Understanding common frameworks among very different phenomena* is an essential aspect of any empirical approach to philosophy. In this case, those different phenomena are the propaganda of nationalist mobilization, corporate public relations, journalism, and philosophical thinking.
* And the real differences obscured by superficial common features.
Here’s the conceptual continuum that runs through all four – the relation of language, message, and truth in political movements, how societies constitute themselves.
Journalism and philosophy critique both. That’s not all they do, of course, but it’s what they do relative to propaganda and corporate PR. When done ethically, they both reveal the full truth of a situation that powerful actors would often prefer obscured. Journalism does this through empirical investigation. Philosophy does this through analysis and argument.

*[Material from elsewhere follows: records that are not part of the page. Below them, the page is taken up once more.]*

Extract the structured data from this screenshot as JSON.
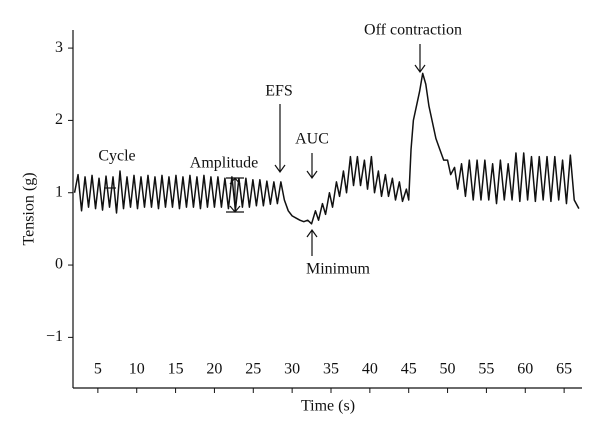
{
  "chart_data": {
    "type": "line",
    "xlabel": "Time (s)",
    "ylabel": "Tension (g)",
    "annotations": [
      "Cycle",
      "Amplitude",
      "EFS",
      "AUC",
      "Minimum",
      "Off contraction"
    ],
    "xlim": [
      1.8,
      67.3
    ],
    "ylim": [
      -1.7,
      3.25
    ],
    "xticks": [
      5,
      10,
      15,
      20,
      25,
      30,
      35,
      40,
      45,
      50,
      55,
      60,
      65
    ],
    "yticks": [
      {
        "value": -1,
        "label": "−1"
      },
      0,
      1,
      2,
      3
    ],
    "grid": false,
    "series": [
      {
        "color": "#111111",
        "x": [
          2.0,
          2.45,
          2.9,
          3.35,
          3.8,
          4.25,
          4.7,
          5.15,
          5.6,
          6.05,
          6.5,
          6.95,
          7.4,
          7.85,
          8.3,
          8.75,
          9.2,
          9.65,
          10.1,
          10.55,
          11.0,
          11.45,
          11.9,
          12.35,
          12.8,
          13.25,
          13.7,
          14.15,
          14.6,
          15.05,
          15.5,
          15.95,
          16.4,
          16.85,
          17.3,
          17.75,
          18.2,
          18.65,
          19.1,
          19.55,
          20.0,
          20.45,
          20.9,
          21.35,
          21.8,
          22.25,
          22.7,
          23.15,
          23.6,
          24.05,
          24.5,
          24.95,
          25.4,
          25.85,
          26.3,
          26.75,
          27.2,
          27.65,
          28.1,
          28.55,
          29.0,
          29.5,
          30.0,
          30.5,
          31.0,
          31.5,
          32.0,
          32.5,
          33.0,
          33.4,
          33.9,
          34.3,
          34.8,
          35.2,
          35.7,
          36.1,
          36.6,
          37.0,
          37.5,
          37.9,
          38.4,
          38.8,
          39.3,
          39.7,
          40.2,
          40.6,
          41.1,
          41.5,
          42.0,
          42.4,
          42.9,
          43.3,
          43.8,
          44.2,
          44.7,
          45.0,
          45.3,
          45.6,
          46.0,
          46.4,
          46.8,
          47.2,
          47.6,
          48.0,
          48.5,
          49.0,
          49.5,
          50.0,
          50.4,
          50.9,
          51.3,
          51.8,
          52.3,
          52.8,
          53.3,
          53.8,
          54.3,
          54.8,
          55.3,
          55.8,
          56.3,
          56.8,
          57.3,
          57.8,
          58.3,
          58.8,
          59.3,
          59.8,
          60.3,
          60.8,
          61.3,
          61.8,
          62.3,
          62.8,
          63.3,
          63.8,
          64.3,
          64.8,
          65.3,
          65.8,
          66.3,
          66.9
        ],
        "values": [
          1.0,
          1.25,
          0.75,
          1.22,
          0.8,
          1.24,
          0.78,
          1.2,
          0.76,
          1.23,
          0.8,
          1.22,
          0.72,
          1.3,
          0.78,
          1.22,
          0.8,
          1.24,
          0.78,
          1.22,
          0.8,
          1.24,
          0.8,
          1.22,
          0.78,
          1.24,
          0.8,
          1.22,
          0.8,
          1.24,
          0.78,
          1.22,
          0.8,
          1.24,
          0.8,
          1.22,
          0.78,
          1.24,
          0.8,
          1.22,
          0.8,
          1.22,
          0.8,
          1.2,
          0.78,
          1.22,
          0.76,
          1.2,
          0.8,
          1.2,
          0.8,
          1.18,
          0.82,
          1.18,
          0.82,
          1.16,
          0.84,
          1.15,
          0.85,
          1.15,
          0.9,
          0.75,
          0.68,
          0.65,
          0.62,
          0.6,
          0.62,
          0.57,
          0.75,
          0.62,
          0.85,
          0.7,
          1.0,
          0.8,
          1.15,
          0.95,
          1.3,
          1.0,
          1.5,
          1.1,
          1.5,
          1.1,
          1.45,
          1.05,
          1.5,
          1.0,
          1.3,
          0.95,
          1.25,
          0.95,
          1.2,
          0.9,
          1.15,
          0.88,
          1.05,
          0.9,
          1.6,
          2.0,
          2.2,
          2.4,
          2.65,
          2.5,
          2.2,
          2.0,
          1.75,
          1.6,
          1.45,
          1.45,
          1.25,
          1.35,
          1.05,
          1.4,
          0.95,
          1.45,
          0.9,
          1.45,
          0.9,
          1.45,
          0.9,
          1.4,
          0.85,
          1.45,
          0.9,
          1.4,
          0.9,
          1.55,
          0.88,
          1.55,
          0.9,
          1.5,
          0.88,
          1.5,
          0.9,
          1.5,
          0.88,
          1.5,
          0.9,
          1.45,
          0.85,
          1.52,
          0.9,
          0.78
        ]
      }
    ]
  }
}
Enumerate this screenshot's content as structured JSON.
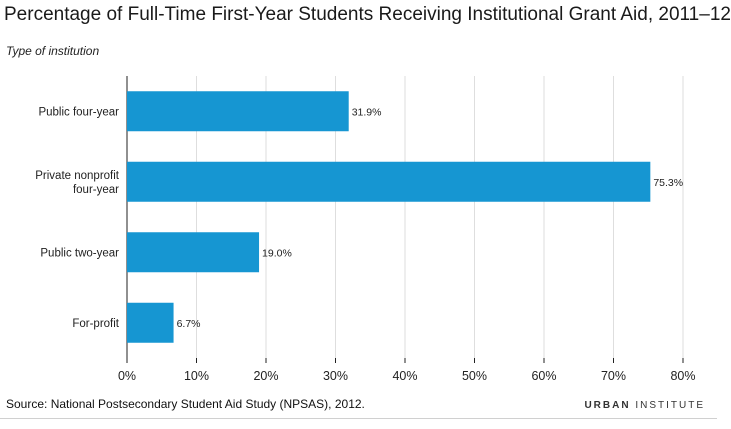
{
  "chart_data": {
    "type": "bar",
    "orientation": "horizontal",
    "title": "Percentage of Full-Time First-Year Students Receiving Institutional Grant Aid, 2011–12",
    "subtitle": "Type of institution",
    "categories": [
      [
        "Public four-year"
      ],
      [
        "Private nonprofit",
        "four-year"
      ],
      [
        "Public two-year"
      ],
      [
        "For-profit"
      ]
    ],
    "values": [
      31.9,
      75.3,
      19.0,
      6.7
    ],
    "value_labels": [
      "31.9%",
      "75.3%",
      "19.0%",
      "6.7%"
    ],
    "xlim": [
      0,
      80
    ],
    "x_ticks": [
      0,
      10,
      20,
      30,
      40,
      50,
      60,
      70,
      80
    ],
    "x_tick_labels": [
      "0%",
      "10%",
      "20%",
      "30%",
      "40%",
      "50%",
      "60%",
      "70%",
      "80%"
    ],
    "grid": true,
    "bar_color": "#1696d2",
    "grid_color": "#dedede"
  },
  "footer": {
    "source": "Source: National Postsecondary Student Aid Study (NPSAS), 2012.",
    "brand_bold": "URBAN",
    "brand_rest": " INSTITUTE"
  }
}
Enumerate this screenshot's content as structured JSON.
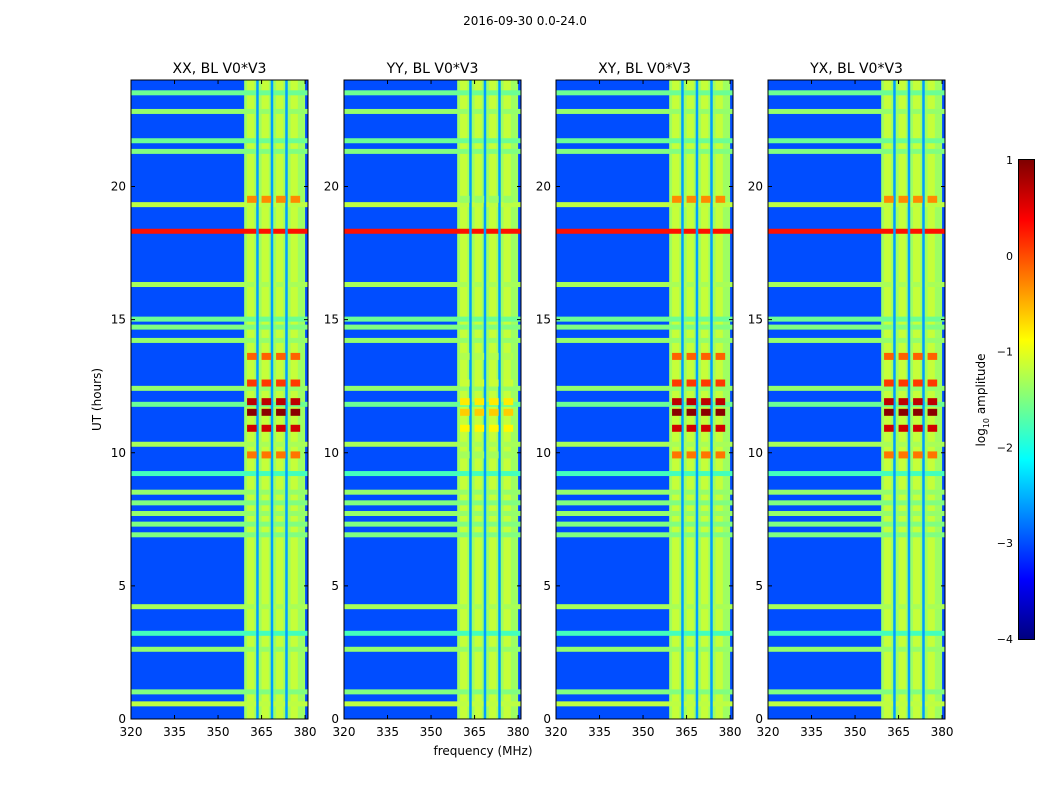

This four-sided distinction came to me as I reflected on some later chapters of Raphael Sassower’s The Quest for Prosperity. Unfortunately, I didn’t really have space or context to fit this exploration into the main review. A couple of chapters work through some new economic and business ideas that – ostensibly at least – discourage modern capitalism’s fragmentation of community solidarity into disconnected warring individuals.
Unfortunately for their subjects, these business models are slight of hand moves. You think a new system is correcting some terrible harm, until you’re able to put yourself in the position where you can see all the worse injury that this system is doing.
In these chapters of false solutions, Sassower makes some solid critiques. But I think he tends to give too much quarter. Best example I’d say is Chapter 13 from The Quest for Prosperity. It’s about the sharing economy.
Arun Sundararajan.
Sundararajan himself is a professor of operations management at NYU’s Stern School of Business. The book is the ostentatiously titled The Sharing Economy: The End of Employment and the Rise of Crowd-Based Capitalism.
I can understand how your first instinct on hearing about the “end of employment” is to reach for medication to prevent heart attacks. But Sassower does Sundararajan the benefit of the doubt. Sundararajan describes the sharing economy as having the potential to restore community to capitalism.
Sharing economy companies, he says, give people who would never otherwise have found each other a platform to build a community of mutual support. Platforms take advantage of internet connectivity to return to the informal, decentralized networks of commerce and relationship building as in the medieval market squares.
The industrial revolution, says Sundararajan, brought authoritarianism to markets and production. It’s an authoritarianism of the factory floor’s automation, the demands of oligarchs to beg for the least crumbs of productivity as wages, and government police suppression to maintain those oligarchs’ power.
Heavy industry flattened and crushed the friendly truck and barter of small communities. Sundararajan expects the sharing economy to restore it. As people become linked through networks of sharing goods and services, they come to trust each other. Since the platforms network people without regard to ethnic or cultural boundaries, our networks will become more diverse.
But it gets worse. There are many examples of Uber drivers assaulting and robbing their customers. This actually happened to a former partner of mine: a (now former) friend left her in an Uber after getting her too drunk to speak. The driver physically threw her out of his car at her destination, cracking the back of her skull on the parking lot and robbing her phone and cash. As brutal and unforgivable as acts like these are, I can understand why people might be driven to that desperation if this is their only means to live.. |
When the platforms set to work, the result isn’t an end to authority, but the stress of being subject to an app provider’s whims. As any Uber driver knows, drivers shoulder all the risks and costs of daily business – fuel, insurance, upkeep – but with no control over such business essentials as their rates.
TaskRabbit is the sharing economy company that came closest to this model. It began as an auction platform for handyfolk workers – plumbers, carpenters, appliance repair people, renovation workers would bid on jobs, schedule tasks around existing jobs, and build relationships with repeat clients that would get them regular business, referrals, and friendships. Clients and contractors were all happy.
An acquisition in 2014 saw it become an Uber for home repair. The auction forums and ability to schedule were gone. Instead, clients posted a job to be done now, and the nearest available contractors decided in the moment whether they’d take it, then grab the required tools and get to it.
Life for TaskRabbit contractors became hell. They could no longer schedule tasks, but had to have their day free of any work whenever they wanted to log on and look for gigs, which kept them from optimizing their income. It became impossible to build relationships with clients, as there was no guarantee you’d ever connect again. So there goes your repeat business or referrals.
Things only picked up for the company when IKEA bought TaskRabbit last year, and began using its platform to schedule furniture assemblies in the cities where the company was active. After all, it had to restore the scheduling function to do so. Now contractors could plan their other jobs around TaskRabbit assignments.
The sharing economy can only function when its platforms encourage workers to take control of their own working lives, and the platform is a proper communication tool that opens the space needed to build thick relationships.
But the developers and investors in sharing economy companies have no interest in this. Because it’s easier to maximize revenue with a fleet of desperate, under-employed contractors incentivized to tie themselves to the rhythms of the app instead of a working life that would improve their own prosperity.